"Expand $x^{2m}$ in a series of hermite polyniomials". We start with the definition of an orthogonal expansion:
$$f(x) = \sum_{0}^{\infty}\frac{<f,H_n>_wH_n}{||H_n||^2}$$
with the weight function $w = e^{-x^2}$
Now, since $x^{2m}$ is of degree $2m$, we need the hermite polyniomials of degree $2m$. $$<f,H_n>_w = <x^{2m},H_{2m}>_w = \int_{-\infty}^{\infty}x^{2m}H_{2m}e^{-x^2}dx$$ $$=\int_{-\infty}^{\infty}x^{2m}\frac{d^{2m}}{dx^{2m}} e^{-x^2}dx$$ and after $2m$ integration by parts $$=\int_{-\infty}^{\infty}\frac{d^{2m}}{dx^{2m}}x^{2m}e^{-x^2}dx = (2m)!\int_{-\infty}^{\infty}e^{-x^2}dx = (2m)!\sqrt{\pi}$$
Calculating the norm, by the same rule as above and as $\frac{d^{2m}}{dx^{2m}} H_{2m} = 2^{2m}(2m)!$
$$||H_{2m}||^2 = <H_{2m},H_{2m}> = 2^{2m}\sqrt{\pi}$$
Putting it all together we get
$$x^{2m} = \sum_{k=0}^{m}\frac{H_{2k}}{2^{2m}}$$
which is very much wrong.
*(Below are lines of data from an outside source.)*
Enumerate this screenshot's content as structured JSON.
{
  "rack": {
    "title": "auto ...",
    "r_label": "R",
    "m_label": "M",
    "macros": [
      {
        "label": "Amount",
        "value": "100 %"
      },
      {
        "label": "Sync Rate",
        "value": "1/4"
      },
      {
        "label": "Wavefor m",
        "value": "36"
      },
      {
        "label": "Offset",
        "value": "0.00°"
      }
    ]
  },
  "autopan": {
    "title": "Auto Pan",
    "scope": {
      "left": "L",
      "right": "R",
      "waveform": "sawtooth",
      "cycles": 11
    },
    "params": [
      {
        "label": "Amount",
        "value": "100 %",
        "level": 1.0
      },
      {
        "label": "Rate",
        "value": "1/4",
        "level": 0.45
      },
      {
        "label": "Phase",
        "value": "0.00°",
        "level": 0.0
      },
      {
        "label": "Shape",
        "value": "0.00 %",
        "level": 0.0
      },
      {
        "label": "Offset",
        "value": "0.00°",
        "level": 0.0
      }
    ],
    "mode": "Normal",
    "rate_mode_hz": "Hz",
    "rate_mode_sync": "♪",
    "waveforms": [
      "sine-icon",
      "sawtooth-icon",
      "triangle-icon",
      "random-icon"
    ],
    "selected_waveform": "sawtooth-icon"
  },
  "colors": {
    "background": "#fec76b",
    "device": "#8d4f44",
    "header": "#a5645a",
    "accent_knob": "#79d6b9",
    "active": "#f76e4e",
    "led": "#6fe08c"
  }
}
Problem is, I have no idea where the problem arises. I have tried many different approaches, and there is obviously something I am missing. Any hints and ideas on where to look for the problem would be appreciated!
edit: Adding the answer:
$$\frac{(2m)!}{2^{2m}}\sum_{k=0}^{m}\frac{H_{2k}}{(2k)!(m-k)!}$$
$x^{2m}$ is an even function, hence the expansion just depends on Hermite polynomials with even index. We have: $$ H_{2k}(x) = e^{x^2}\cdot\frac{d^{2k}}{dx^{2k}}e^{-x^2} \tag{1} $$ together with: $$ \int_{-\infty}^{+\infty} H_{2k}(x)^2 e^{-x^2}\,dx = 2^{2k}(2k)!\sqrt{\pi}.\tag{2} $$ We have: $$\langle x^{2m},H_{2k}(x)\rangle = \int_{-\infty}^{+\infty} x^{2m} H_{2k}(x) e^{-x^2}\,dx=\int_{-\infty}^{+\infty}x^{2m}\frac{d^{2k}}{dx^{2k}}e^{-x^2}\,dx \tag{3}$$ hence by applying integration by parts: $$\begin{eqnarray*}\langle x^{2m},H_{2k}(x)\rangle &=& \frac{(2m)!}{(2m-2k)!}\int_{-\infty}^{+\infty}x^{2m-2k}e^{-x^2}\,dx\\&=&\frac{(2m)!}{(2m-2k)!}\cdot\frac{(2m-2k-1)!!}{2^{m-k}}\sqrt{\pi}\tag{4}\end{eqnarray*} $$ so by $(2)$ and $(4)$ we have: $$\begin{eqnarray*} x^{2m} &=& \sum_{k=0}^{m}H_{2k}(x)\cdot\frac{(2m)!}{(2m-2k)!}\cdot\frac{(2m-2k-1)!!}{2^{m+k}(2k)!}\\&=&\sum_{k=0}^{m} H_{2k}(x)\cdot\frac{(2m)!}{(2m-2k)!!}\cdot\frac{1}{2^{m+k}(2k)!}\\&=&\sum_{k=0}^{m}H_{2k}(x)\cdot\frac{(2m)!}{(m-k)!(2k)! 2^{2m}}\tag{5}\end{eqnarray*}$$ as wanted.